Uwagę w brytyjskich szkołach językowych zwracają przede wszystkim rozbudowane strony internetowe. Prowadzący placówki zdają sobie sprawę, że na tak nasyconym rynku kilka podstron z ogólnymi informacjami to stanowczo za mało, żeby przekonać klienta do skorzystania z danej oferty. Dlatego obok rzetelnych wiadomości o szkole (stosowana metoda nauki, przedstawienie nauczycieli, ceny i rodzaje kursów) na portalach znajdują się często pomocne informacje o głównych zabytkach Londynu, a także praktyczne dane dotyczące ceny butelki wody mineralnej, big maca czy bochenka chleba. Szkoły tworzą również (regularnie!) treści w social mediach. Prowadzą np. cotygodniowy program video na YouTube i dokonują codziennych poradnikowych wpisów na Facebooku.  Z naszych obserwacji wynika, że niemieckie szkoły nie wykorzystują ww kanałów komunikacji aż tak intensywnie. Chociaż prowadzą witryny internetowe i fanpage to przywiązują mniejszą wagę do ich jakości, tym samym nie do końca wykorzystując potencjał tych narzędzi do przyciągania słuchaczy.

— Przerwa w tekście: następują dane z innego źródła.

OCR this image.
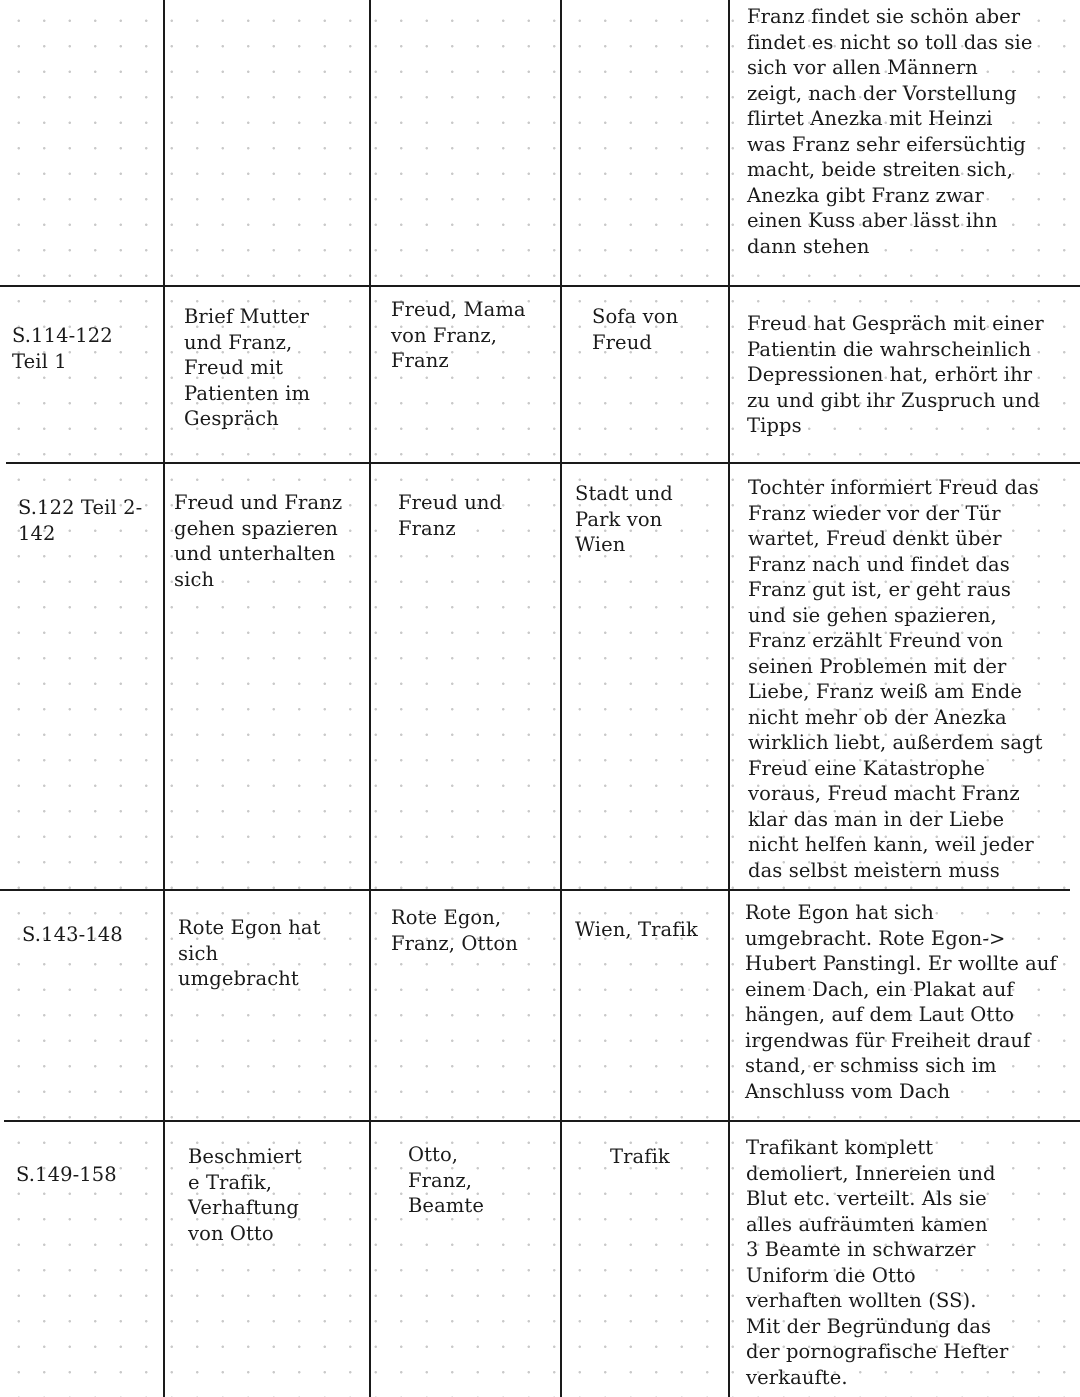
Franz findet sie schön aber
findet es nicht so toll das sie
sich vor allen Männern
zeigt, nach der Vorstellung
flirtet Anezka mit Heinzi
was Franz sehr eifersüchtig
macht, beide streiten sich,
Anezka gibt Franz zwar
einen Kuss aber lässt ihn
dann stehen
S.114-122
Teil 1
Brief Mutter
und Franz,
Freud mit
Patienten im
Gespräch
Freud, Mama
von Franz,
Franz
Sofa von
Freud
Freud hat Gespräch mit einer
Patientin die wahrscheinlich
Depressionen hat, erhört ihr
zu und gibt ihr Zuspruch und
Tipps
S.122 Teil 2-
142
Freud und Franz
gehen spazieren
und unterhalten
sich
Freud und
Franz
Stadt und
Park von
Wien
Tochter informiert Freud das
Franz wieder vor der Tür
wartet, Freud denkt über
Franz nach und findet das
Franz gut ist, er geht raus
und sie gehen spazieren,
Franz erzählt Freund von
seinen Problemen mit der
Liebe, Franz weiß am Ende
nicht mehr ob der Anezka
wirklich liebt, außerdem sagt
Freud eine Katastrophe
voraus, Freud macht Franz
klar das man in der Liebe
nicht helfen kann, weil jeder
das selbst meistern muss
S.143-148	Rote Egon hat
sich
umgebracht
Rote Egon,
Franz, Otton
Wien, Trafik
Rote Egon hat sich
umgebracht. Rote Egon->
Hubert Panstingl. Er wollte auf
einem Dach, ein Plakat auf
hängen, auf dem Laut Otto
irgendwas für Freiheit drauf
stand, er schmiss sich im
Anschluss vom Dach
S.149-158
Beschmiert
e Trafik,
Verhaftung
von Otto
Otto,
Franz,
Beamte
Trafik	Trafikant komplett
demoliert, Innereien und
Blut etc. verteilt. Als sie
alles aufräumten kamen
3 Beamte in schwarzer
Uniform die Otto
verhaften wollten (SS).
Mit der Begründung das
der pornografische Hefter
verkaufte.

Waga certyfikatów i bogactwo oferty

Mocno promowaną przez brytyjskie szkoły informacją są uzyskane przez placówki akredytacje, np. British Council, czy Quality English. Jak widać klienci chcą być pewni, że dobrze wydają pieniądze na naukę i poszukują szkół, które nie boją się oceny zewnętrznych audytorów. Znakomita większość kursów jest sprofilowana – albo pod konkretny certyfikat (np. TOEFL, FCE czy CAE) albo pod określone umiejętności: kursy języka biznesowego, prawniczego albo inne specjalności. Niemieckie szkoły stawiają głównie na bogatą ofertę – szczególnie w dużych miastach oprócz standardowych wieczorowych kursów znajdziemy np. bardzo intensywne zajęcia (30 godzin nauki tygodniowo).

Przepis na sukces?

Jak się okazuje szkoły językowe w Wielkiej Brytanii i Niemczech nie mają tajemniczego przepisu na prowadzenie swojej działalności. Polega ona przede wszystkim na oferowaniu skutecznych metod nauczania odpowiednio dobranych do potrzeb kursantów, wyborze profesjonalnej kadry, próbach wyróżnienia się na rynku, a także na intensywnym, ale prostym w formie komunikowaniu tego co robią. Znasz to skądś?:)

A czy Ty podglądasz zagraniczną konkurencję? Podziel się z nami rzeczami, które szczególnie przykuły Twoją uwagę.